LCQ18: Complaints on billing of telecommunications services
Following is a question by the Hon Albert Chan Wai-yip and a written reply by the Acting Secretary for Commerce and Economic Development, Mr Gregory So, in the Legislative Council today (November 11):
Recently, I have received complaints from a number of members of the public pointing out that they were charged by telecommunications service providers for services they did not apply for. In addition, some members of the public pointed out that the service charges of the telecommunications service providers were much higher than those they should actually pay, thus causing them to suffer huge losses. In this connection, will the Government inform this Council:
(a) whether it knows the number of complaints, received respectively by the Office of the Telecommunications Authority and the Consumer Council in each of the past three years, which involved excessive fee-charging by telecommunications service providers, and the names of the service providers concerned, broken down by the type of telecommunications services (e.g. fixed-line telephones, mobile phones, external telecommunications and broadband Internet access, etc.) and the nature of complaints;
(b) among the cases mentioned in (a), of the number of those in which the complainants recovered compensation successfully, as well as the names of the telecommunications service providers which were prosecuted and the number of prosecutions instituted against them; and
(c) apart from continuing to implement the existing measures to regulate telecommunications service providers, whether the authorities will adopt new regulatory measures, so as to better protect consumers' interests; if so, of the details; if not, the reasons for that?

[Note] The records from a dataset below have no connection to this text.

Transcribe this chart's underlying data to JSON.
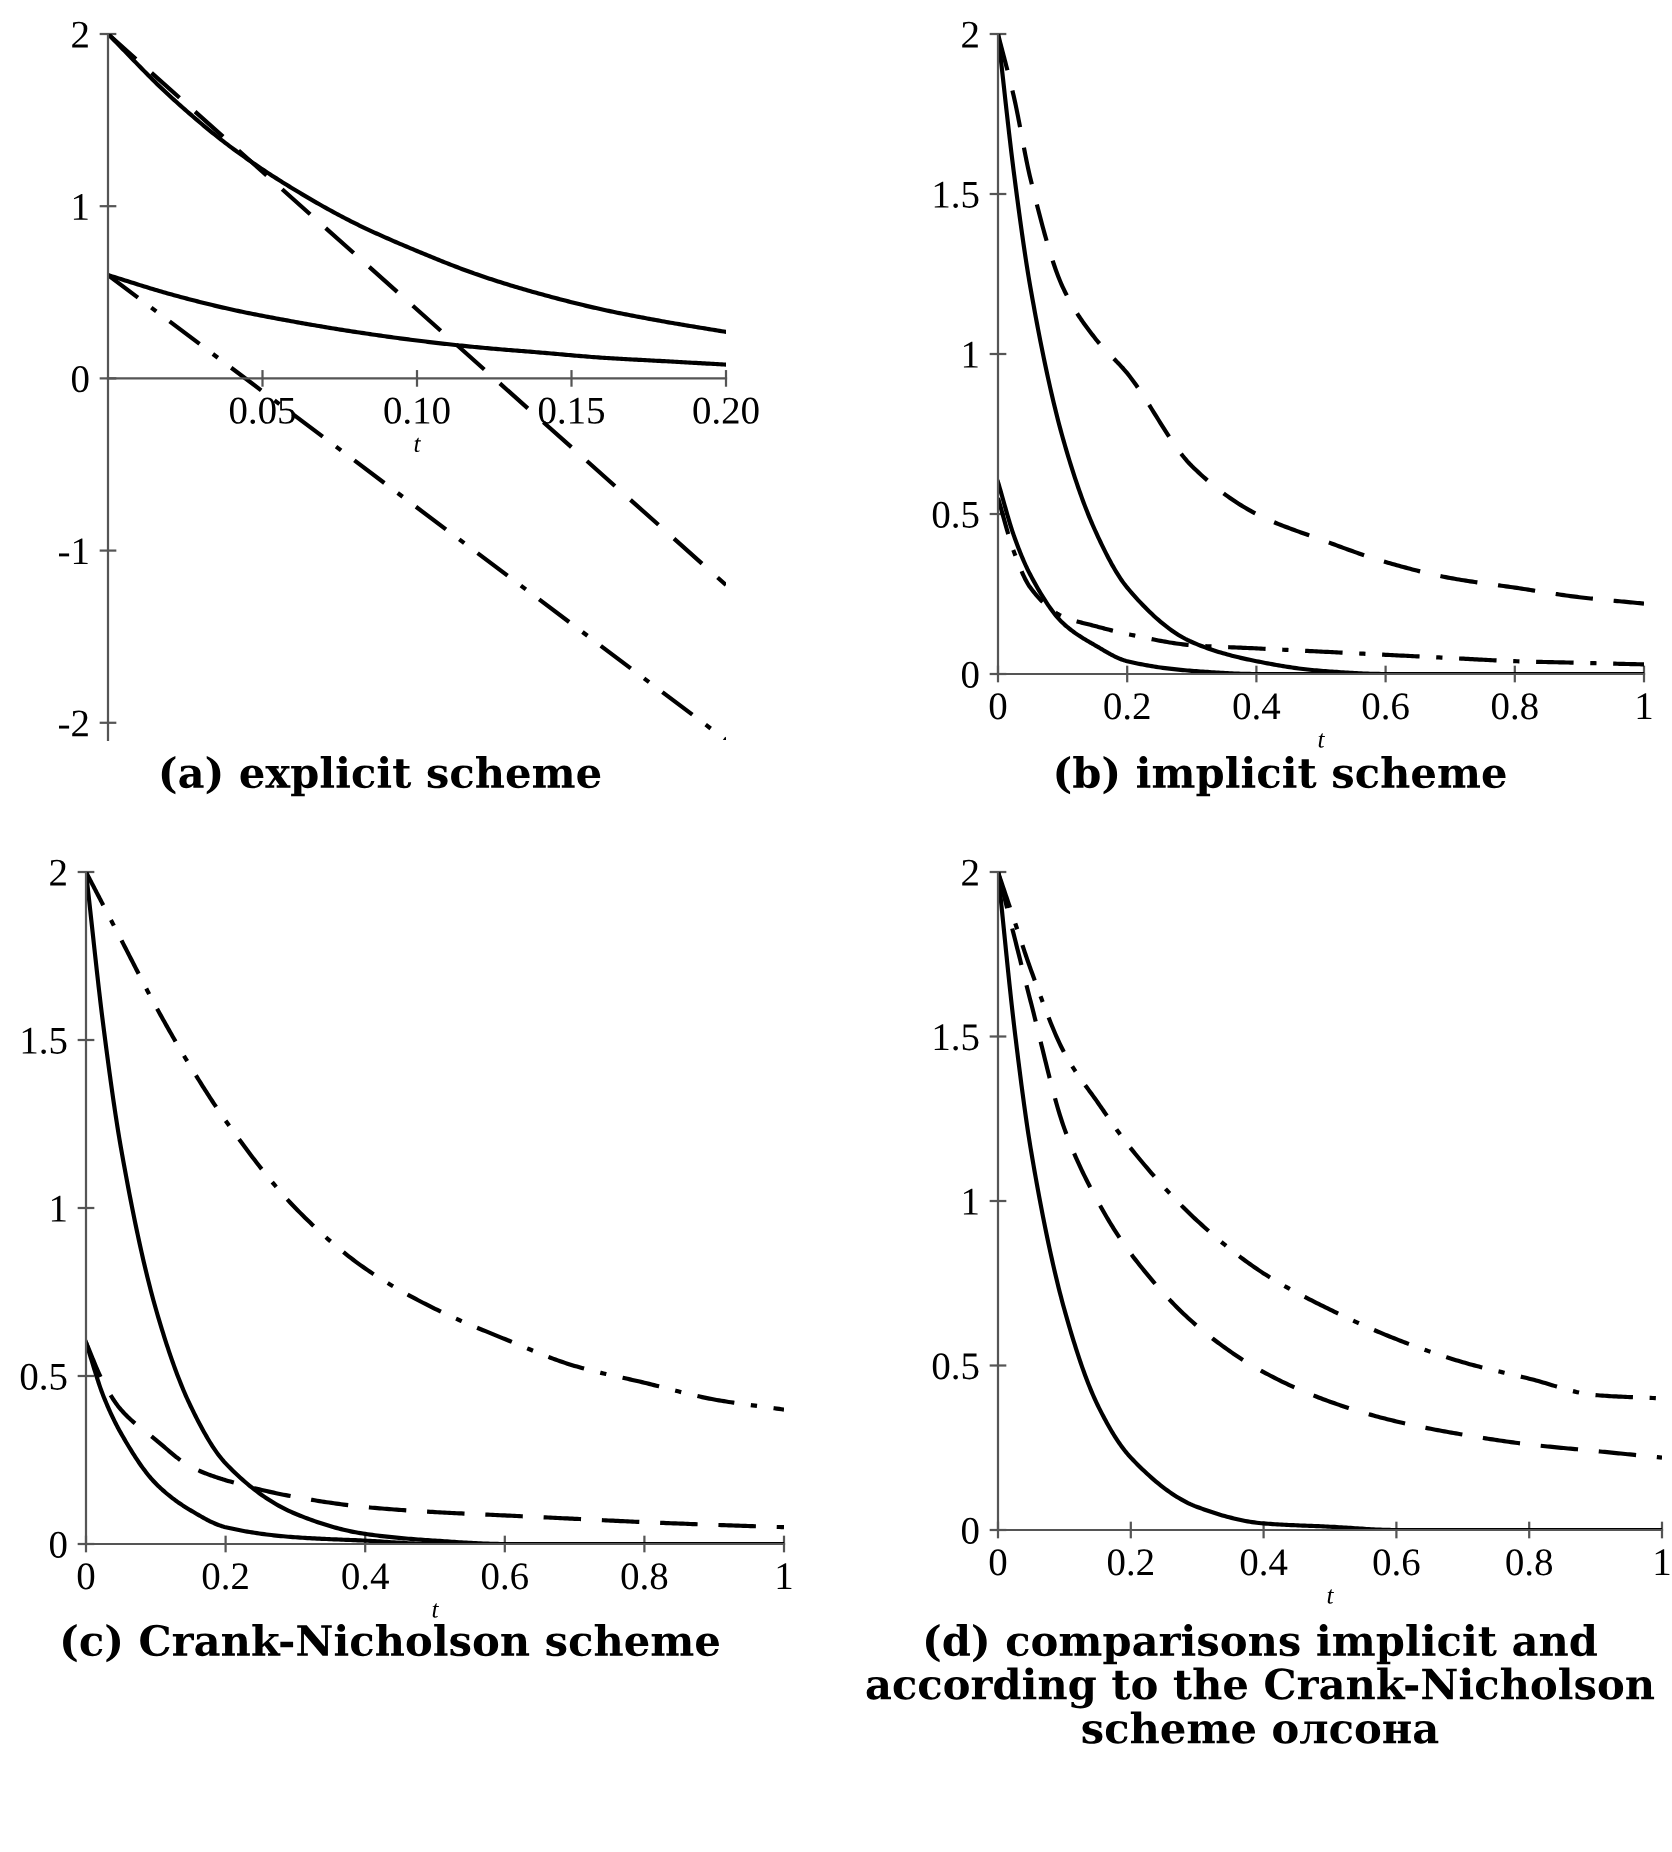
{
  "chart_data": [
    {
      "type": "line",
      "title": "(a) explicit scheme",
      "xlabel": "t",
      "xlim": [
        0,
        0.2
      ],
      "ylim": [
        -2.1,
        2
      ],
      "xticks": [
        0.05,
        {
          "value": 0.1,
          "label": "0.10"
        },
        0.15,
        {
          "value": 0.2,
          "label": "0.20"
        }
      ],
      "yticks": [
        {
          "value": -2,
          "label": "-2"
        },
        {
          "value": -1,
          "label": "-1"
        },
        0,
        1,
        2
      ],
      "series": [
        {
          "color": "#000000",
          "line_style": "solid",
          "x": [
            0,
            0.02,
            0.04,
            0.06,
            0.08,
            0.1,
            0.12,
            0.14,
            0.16,
            0.18,
            0.2
          ],
          "values": [
            2,
            1.64,
            1.34,
            1.1,
            0.9,
            0.74,
            0.6,
            0.49,
            0.4,
            0.33,
            0.27
          ]
        },
        {
          "color": "#000000",
          "line_style": "solid",
          "x": [
            0,
            0.02,
            0.04,
            0.06,
            0.08,
            0.1,
            0.12,
            0.14,
            0.16,
            0.18,
            0.2
          ],
          "values": [
            0.6,
            0.49,
            0.4,
            0.33,
            0.27,
            0.22,
            0.18,
            0.15,
            0.12,
            0.1,
            0.08
          ]
        },
        {
          "color": "#000000",
          "line_style": "dashed",
          "x": [
            0,
            0.2
          ],
          "values": [
            2,
            -1.2
          ]
        },
        {
          "color": "#000000",
          "line_style": "dashdot",
          "x": [
            0,
            0.2
          ],
          "values": [
            0.6,
            -2.1
          ]
        }
      ]
    },
    {
      "type": "line",
      "title": "(b) implicit scheme",
      "xlabel": "t",
      "xlim": [
        0,
        1
      ],
      "ylim": [
        0,
        2
      ],
      "xticks": [
        0,
        0.2,
        0.4,
        0.6,
        0.8,
        1
      ],
      "yticks": [
        0,
        0.5,
        1,
        1.5,
        2
      ],
      "x": [
        0,
        0.025,
        0.05,
        0.1,
        0.15,
        0.2,
        0.3,
        0.4,
        0.5,
        0.6,
        0.7,
        0.8,
        0.9,
        1
      ],
      "series": [
        {
          "color": "#000000",
          "line_style": "solid",
          "values": [
            2,
            1.56,
            1.21,
            0.74,
            0.45,
            0.27,
            0.1,
            0.04,
            0.01,
            0,
            0,
            0,
            0,
            0
          ]
        },
        {
          "color": "#000000",
          "line_style": "solid",
          "values": [
            0.6,
            0.43,
            0.31,
            0.16,
            0.09,
            0.04,
            0.01,
            0,
            0,
            0,
            0,
            0,
            0,
            0
          ]
        },
        {
          "color": "#000000",
          "line_style": "dashed",
          "values": [
            2,
            1.8,
            1.55,
            1.21,
            1.05,
            0.94,
            0.65,
            0.5,
            0.42,
            0.35,
            0.3,
            0.27,
            0.24,
            0.22
          ]
        },
        {
          "color": "#000000",
          "line_style": "dashdot",
          "values": [
            0.55,
            0.38,
            0.27,
            0.18,
            0.15,
            0.125,
            0.09,
            0.08,
            0.07,
            0.06,
            0.05,
            0.04,
            0.035,
            0.03
          ]
        }
      ]
    },
    {
      "type": "line",
      "title": "(c) Crank-Nicholson scheme",
      "xlabel": "t",
      "xlim": [
        0,
        1
      ],
      "ylim": [
        0,
        2
      ],
      "xticks": [
        0,
        0.2,
        0.4,
        0.6,
        0.8,
        1
      ],
      "yticks": [
        0,
        0.5,
        1,
        1.5,
        2
      ],
      "x": [
        0,
        0.025,
        0.05,
        0.1,
        0.15,
        0.2,
        0.3,
        0.4,
        0.5,
        0.6,
        0.7,
        0.8,
        0.9,
        1
      ],
      "series": [
        {
          "color": "#000000",
          "line_style": "solid",
          "values": [
            2,
            1.54,
            1.18,
            0.7,
            0.41,
            0.24,
            0.09,
            0.03,
            0.01,
            0,
            0,
            0,
            0,
            0
          ]
        },
        {
          "color": "#000000",
          "line_style": "solid",
          "values": [
            0.6,
            0.44,
            0.33,
            0.18,
            0.1,
            0.05,
            0.02,
            0.01,
            0,
            0,
            0,
            0,
            0,
            0
          ]
        },
        {
          "color": "#000000",
          "line_style": "dashed",
          "values": [
            0.6,
            0.48,
            0.4,
            0.31,
            0.23,
            0.19,
            0.14,
            0.11,
            0.095,
            0.085,
            0.075,
            0.065,
            0.057,
            0.05
          ]
        },
        {
          "color": "#000000",
          "line_style": "dashdot",
          "values": [
            2,
            1.9,
            1.8,
            1.6,
            1.42,
            1.26,
            1.0,
            0.82,
            0.7,
            0.61,
            0.53,
            0.48,
            0.43,
            0.4
          ]
        }
      ]
    },
    {
      "type": "line",
      "title": "(d) comparisons implicit and according to the Crank-Nicholson scheme олсона",
      "xlabel": "t",
      "xlim": [
        0,
        1
      ],
      "ylim": [
        0,
        2
      ],
      "xticks": [
        0,
        0.2,
        0.4,
        0.6,
        0.8,
        1
      ],
      "yticks": [
        0,
        0.5,
        1,
        1.5,
        2
      ],
      "x": [
        0,
        0.025,
        0.05,
        0.1,
        0.15,
        0.2,
        0.3,
        0.4,
        0.5,
        0.6,
        0.7,
        0.8,
        0.9,
        1
      ],
      "series": [
        {
          "color": "#000000",
          "line_style": "solid",
          "values": [
            2,
            1.52,
            1.15,
            0.67,
            0.38,
            0.22,
            0.07,
            0.02,
            0.01,
            0,
            0,
            0,
            0,
            0
          ]
        },
        {
          "color": "#000000",
          "line_style": "dashed",
          "values": [
            2,
            1.8,
            1.6,
            1.22,
            1.0,
            0.84,
            0.62,
            0.48,
            0.39,
            0.33,
            0.29,
            0.26,
            0.24,
            0.22
          ]
        },
        {
          "color": "#000000",
          "line_style": "dashdot",
          "values": [
            2,
            1.85,
            1.7,
            1.45,
            1.3,
            1.16,
            0.94,
            0.78,
            0.67,
            0.58,
            0.51,
            0.46,
            0.41,
            0.4
          ]
        }
      ]
    }
  ]
}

The telecommunications services in Hong Kong are pervasive and competitive. Every year, the Office of the Telecommunications Authority (OFTA) and the Consumer Council (CC) receive a substantial number of complaints in respect of the billing (Note 1) of telecommunications services. The majority of these complaints are related to contractual disputes. Upon receiving the complaints, OFTA and the CC will refer them to the concerned service operators for follow-up direct. It is when there is evidence to indicate that an operator may breach the Telecommunications Ordinance (TO) or the licensing conditions that OFTA will commence investigation, and penalise the operator in substantiated cases.
My reply to the question is as follows:
(a) In each of the past three years, the number of complaints on billing disputes received by OFTA, broken down by the type of services, is set out below -
In each of the past three years, the number of complaints on billing disputes received by the CC, broken down by the type of services, is set out below -
As not all complaints are substantiated and some of these complaints may only be service enquiries, and different operators with different customer bases will also affect complaint figures, therefore, in line with the established practice of handling consumer complaints, OFTA and the CC will not publicise the names of the telecommunications services operators involved.
(b) For cases set out in Part (a), OFTA and the CC do not have figures on the number of complainants successfully recovering compensation or receiving refunds from the telecommunications services operators. As most of the complaints in respect of billing disputes are contractual disputes, OFTA do not intervene in these cases. OFTA has also found no breaches of the TO or the licensing conditions in respect of the complaints on billing (Note 2). Meanwhile, the main role of the CC is to help consumers resolve contractual disputes through mediation.
(c) At present, the licences issued by OFTA to the telecommunication services operators have included conditions for protecting consumers. For instance, the licensee has to ensure that the metering equipment and the billing system related to the provision of service are accurate and reliable. As aforementioned, if there is evidence to indicate that an operator is in breach of the TO or the licensing conditions, OFTA will commence investigation and penalise the operator in substantiated cases.
In addition, OFTA is running a pilot Customer Complaint Settlement Scheme (CCSS) to test the mechanism to resolve disputes between operators and customers. We reported the progress of the pilot CCSS to the Panel on Information Technology and Broadcasting of the Legislative Council in June this year. When the pilot CCSS is to be completed in February 2010, OFTA will review the scheme and discuss with the industry on the viability of setting up a CCSS in the long run. Meanwhile, to further protect consumer interests, OFTA is discussing with the industry on developing a voluntary code of practice (CoP) governing the contracts of telecommunications services in order to enhance self-regulation of the industry. It is anticipated that the CoP will be implemented in the first half of 2010.
Note 1: While some complaints on billing involve excessive charging, some involve other disputes on billing such as customers not being clear about the charge plan or details. As such, the figures in Part (a) of the reply are not restricted to the complaints on excessive charging. Both OFTA and the CC have not further categorised such complaints related to billing.
Note 2: For other types of consumer complaints, the Telecommunications Authority decided in a case in 2008 that a telecommunications services provider engaged in misleading or deceptive conduct and was in breach of section 7M of the TO. The financial penalty imposed was $70,000. This case, however, was not related to the billing complaints aforementioned.